You can either use multiple -e arguments or separate commands with a semicolon, something like (just one of these, not both):
sed -i 's/#.*$//' -e '/^$/d' fileName
sed -i 's/#.*$//;/^$/d' fileName
The following transcript shows this in action:
pax> printf 'Line # with a comment\n\n# Line with only a comment\n' >file
pax> cat file
Line # with a comment
# Line with only a comment
pax> cp file filex ; sed -i 's/#.*$//;/^$/d' filex ; cat filex
Line
pax> cp file filex ; sed -i -e 's/#.*$//' -e '/^$/d' filex ; cat filex
Line
Note how the file is modified in-place even with two -e options. You can see that both commands are executed on each line. The line with a comment first has the comment removed then all is removed because it's empty.
In addition, the original empty line is also removed.
#paxdiablo has a good answer but it can be improved.
(1) The '/^$/d' clause only matches 100% blank lines.
If you want to also match lines that are entirely whitespace (spaces, tabs etc.) use this instead:
'/^\s*$/d'
(2) The 's/#.*$//' clause only matches lines that start with the # character in column 0.
If you want to also match lines that have only whitespace before the first # use this instead:
'/^\s*#.*$/d'
The above criteria may not be universal (e.g. within a HEREDOC block, or in a Python multi-line string the different approaches could be significant), but in many cases the conventional definition of "blank" lines include whitespace-only, and "comment" lines include whitespace-then-#.
(3) Lastly, on OSX at least, the #paxdiablo solution in which the first clause turns comment lines into blank lines, and the second clause strips blank lines (including what were originally comments) doesn't work. It seems to be more portable to make both clauses /d delete actions as I've done.
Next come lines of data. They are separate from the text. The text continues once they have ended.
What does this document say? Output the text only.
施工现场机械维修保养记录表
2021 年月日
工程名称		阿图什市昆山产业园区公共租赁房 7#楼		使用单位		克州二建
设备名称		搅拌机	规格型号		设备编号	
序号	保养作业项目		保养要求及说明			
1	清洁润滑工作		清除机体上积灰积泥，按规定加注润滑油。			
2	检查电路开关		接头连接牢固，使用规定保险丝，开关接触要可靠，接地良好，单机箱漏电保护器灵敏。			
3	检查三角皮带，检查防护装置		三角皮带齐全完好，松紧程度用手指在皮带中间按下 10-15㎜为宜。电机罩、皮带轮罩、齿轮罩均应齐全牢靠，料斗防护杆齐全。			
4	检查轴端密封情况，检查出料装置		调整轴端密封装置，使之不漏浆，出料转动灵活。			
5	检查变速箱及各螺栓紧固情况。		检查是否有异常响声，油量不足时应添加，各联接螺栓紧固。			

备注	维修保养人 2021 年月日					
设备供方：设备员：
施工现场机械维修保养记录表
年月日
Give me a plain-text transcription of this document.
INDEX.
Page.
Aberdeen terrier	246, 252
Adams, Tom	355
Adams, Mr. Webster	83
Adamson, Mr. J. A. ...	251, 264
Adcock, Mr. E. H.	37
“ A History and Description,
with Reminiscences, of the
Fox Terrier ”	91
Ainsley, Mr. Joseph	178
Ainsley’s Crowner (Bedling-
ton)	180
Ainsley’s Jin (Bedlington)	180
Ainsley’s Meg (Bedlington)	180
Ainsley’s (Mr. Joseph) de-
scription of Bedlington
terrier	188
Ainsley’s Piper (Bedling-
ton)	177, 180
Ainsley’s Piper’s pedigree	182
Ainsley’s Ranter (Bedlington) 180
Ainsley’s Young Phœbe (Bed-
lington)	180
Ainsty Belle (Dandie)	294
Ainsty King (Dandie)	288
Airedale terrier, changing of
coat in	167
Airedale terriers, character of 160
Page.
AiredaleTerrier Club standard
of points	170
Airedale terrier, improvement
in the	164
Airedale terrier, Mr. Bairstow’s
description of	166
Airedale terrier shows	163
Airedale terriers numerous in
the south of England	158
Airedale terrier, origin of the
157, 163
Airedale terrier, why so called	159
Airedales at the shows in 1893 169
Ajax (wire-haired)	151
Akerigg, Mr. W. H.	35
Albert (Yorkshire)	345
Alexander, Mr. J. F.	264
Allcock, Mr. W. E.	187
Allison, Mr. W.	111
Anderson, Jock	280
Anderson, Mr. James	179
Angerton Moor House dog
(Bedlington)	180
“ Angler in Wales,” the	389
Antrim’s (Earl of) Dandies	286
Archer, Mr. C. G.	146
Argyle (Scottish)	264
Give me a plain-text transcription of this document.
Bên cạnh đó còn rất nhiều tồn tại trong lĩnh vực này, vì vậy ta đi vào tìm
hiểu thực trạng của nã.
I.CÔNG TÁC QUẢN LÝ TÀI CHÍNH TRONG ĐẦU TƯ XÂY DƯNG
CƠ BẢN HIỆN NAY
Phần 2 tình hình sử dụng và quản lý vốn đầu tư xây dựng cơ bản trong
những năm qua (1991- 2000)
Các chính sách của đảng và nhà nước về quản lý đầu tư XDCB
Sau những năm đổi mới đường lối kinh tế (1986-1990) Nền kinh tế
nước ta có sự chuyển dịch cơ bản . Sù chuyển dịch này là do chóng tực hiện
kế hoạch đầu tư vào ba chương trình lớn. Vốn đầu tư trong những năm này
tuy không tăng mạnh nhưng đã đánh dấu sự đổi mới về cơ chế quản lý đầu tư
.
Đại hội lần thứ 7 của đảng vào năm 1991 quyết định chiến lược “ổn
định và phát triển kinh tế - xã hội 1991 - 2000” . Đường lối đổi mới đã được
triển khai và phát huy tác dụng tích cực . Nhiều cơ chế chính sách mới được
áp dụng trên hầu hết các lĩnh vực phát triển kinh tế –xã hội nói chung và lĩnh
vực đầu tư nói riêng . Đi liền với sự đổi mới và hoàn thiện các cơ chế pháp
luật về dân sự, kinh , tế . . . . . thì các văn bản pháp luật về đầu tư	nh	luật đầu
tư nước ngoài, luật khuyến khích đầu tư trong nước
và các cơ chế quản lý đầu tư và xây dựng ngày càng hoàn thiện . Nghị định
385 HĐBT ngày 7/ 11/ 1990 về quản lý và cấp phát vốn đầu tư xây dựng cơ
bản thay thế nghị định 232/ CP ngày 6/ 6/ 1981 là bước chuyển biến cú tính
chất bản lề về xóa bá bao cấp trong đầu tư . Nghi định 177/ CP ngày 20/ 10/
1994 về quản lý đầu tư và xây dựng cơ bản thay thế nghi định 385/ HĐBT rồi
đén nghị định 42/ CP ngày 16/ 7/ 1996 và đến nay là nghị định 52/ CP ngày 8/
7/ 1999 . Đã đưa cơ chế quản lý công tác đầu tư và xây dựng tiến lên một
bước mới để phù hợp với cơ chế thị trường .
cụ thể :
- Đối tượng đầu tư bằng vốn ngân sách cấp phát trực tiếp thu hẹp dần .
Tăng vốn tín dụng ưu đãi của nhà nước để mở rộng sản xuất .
The revised command incorporating the above is:
sed -e '/^\s*#.*$/d' -e '/^\s*$/d' inputFile
This tiny jewel removes all # comments, no matter where they begin in a line (see caution below):
sed -e 's/\s*#.*$//'
Example:
text="
this is a # test
#this is a test
#this is a #test
this is # another #test
"
$echo "$text" | sed -e 's/\s*#.*$//'
this is a
this is
Next this removes any resulting blank lines:
$echo "$text" | sed -e 's/\s*#.*$//' | sed -e '/^\s*$/d'
Caution: Depending on the syntax and/or interpretation of the lines your processing, this might not be an appropriate solution, as it just stupidly removes end of lines, even if the '#' is part of your data or code. However, for use cases where you'll never use a hash except for as an end of line comment then it works fine. So just as with all coding, context must be taken into consideration.
Alternative variant, using grep:
cat file.txt | grep -Ev '(#.*$)|(^$)'
you can use awk
awk 'NF{gsub(/^[ \t]*#/,"");print}' file
First example(paxdiablo) is very good except its not change file, just output result. If you want to change it inline:
sudo sed -i 's/#.*$//;/^$/d' inputFile
On (one of) my linux boxes, sed understands extended regular expressions with the -r option, so:
sed -r '/(^\s*#)|(^\s*$)/d' squid.conf.installed
is very useful for showing all non-blank, non comment lines.
The regex matches either start of line followed by zero or more spaces or tabs followed by either a hash or end of line, and deletes those matching lines from the input.